This week I am putting on my rant hat (just so you know)
There is something that has been bugging the crap out of me lately in fantasy games. It is the issue of race. The poster child for my problem is the typical D&D elven racial bonus with long bows. Why do they have it? What part of elven genetics says, ‘hey I am good with a bow?’
I mean, come on, let’s try to rationalize it. They have great eye sight? Or perhaps they are really dexterous? Both may be true, but why just longbows? Why is it that the eagle eyed elf picks up a short bow and is no better at using it than a human?
When you think about it, the logical explanation is cultural. Elves get the bonus not because of some gift of genetics, but instead because it is such a common weapon that most children grow up doing at least a little shooting.

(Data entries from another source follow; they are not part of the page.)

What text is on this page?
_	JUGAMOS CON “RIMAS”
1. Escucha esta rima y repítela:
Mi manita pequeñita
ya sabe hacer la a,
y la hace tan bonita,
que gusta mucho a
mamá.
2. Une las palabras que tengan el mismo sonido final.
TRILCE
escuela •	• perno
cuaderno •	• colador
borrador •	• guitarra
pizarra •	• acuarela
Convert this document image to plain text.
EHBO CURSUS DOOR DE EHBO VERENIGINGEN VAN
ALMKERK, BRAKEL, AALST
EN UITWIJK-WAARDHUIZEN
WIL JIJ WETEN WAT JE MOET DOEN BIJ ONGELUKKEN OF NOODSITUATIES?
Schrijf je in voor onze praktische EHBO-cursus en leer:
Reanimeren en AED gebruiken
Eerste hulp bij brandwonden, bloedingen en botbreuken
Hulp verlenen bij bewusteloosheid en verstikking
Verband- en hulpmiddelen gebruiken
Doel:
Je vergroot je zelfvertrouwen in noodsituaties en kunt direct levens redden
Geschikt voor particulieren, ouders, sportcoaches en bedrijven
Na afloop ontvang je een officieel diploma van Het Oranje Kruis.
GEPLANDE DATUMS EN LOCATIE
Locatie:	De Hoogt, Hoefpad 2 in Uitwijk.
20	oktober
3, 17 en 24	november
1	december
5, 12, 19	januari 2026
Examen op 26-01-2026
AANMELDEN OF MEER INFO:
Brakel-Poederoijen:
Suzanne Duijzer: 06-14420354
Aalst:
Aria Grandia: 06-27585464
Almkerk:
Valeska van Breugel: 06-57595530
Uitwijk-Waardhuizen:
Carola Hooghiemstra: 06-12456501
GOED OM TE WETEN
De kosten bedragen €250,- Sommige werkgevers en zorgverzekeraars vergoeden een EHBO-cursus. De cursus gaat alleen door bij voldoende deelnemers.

Now as things go that is all well and good for explaining why, but it leads to another problem, or perhaps to an opportunity. It gives us a place to create unexpected kinds of elves in simple ways. The easiest way to make this sort of tweak is to just swap out the bonus. For example, think of elves who have lived in a dense jungle for years. Rather than every one of them learning how to fire a bow, they get a bonus to short sword from learning how to hack their way through the jungle with a machete.
There are a lot of places this can go, but let’s take a step back from making alternate elves and think about what other sorts of impact culture could have on races in a fantasy game. It could affect attitudes towards other races. It can and should affect skills other than just knowing a weapon or two. For instance, a gnome who grew up in a theocracy with a large dwarven population will come away from that knowing something about religion, speaking at least a bit of dwarven and probably have some strong feelings about both dwarves and religion.
Creating a few cultural tweaks to our fantasy races can bring our worlds to life with only a bit of work.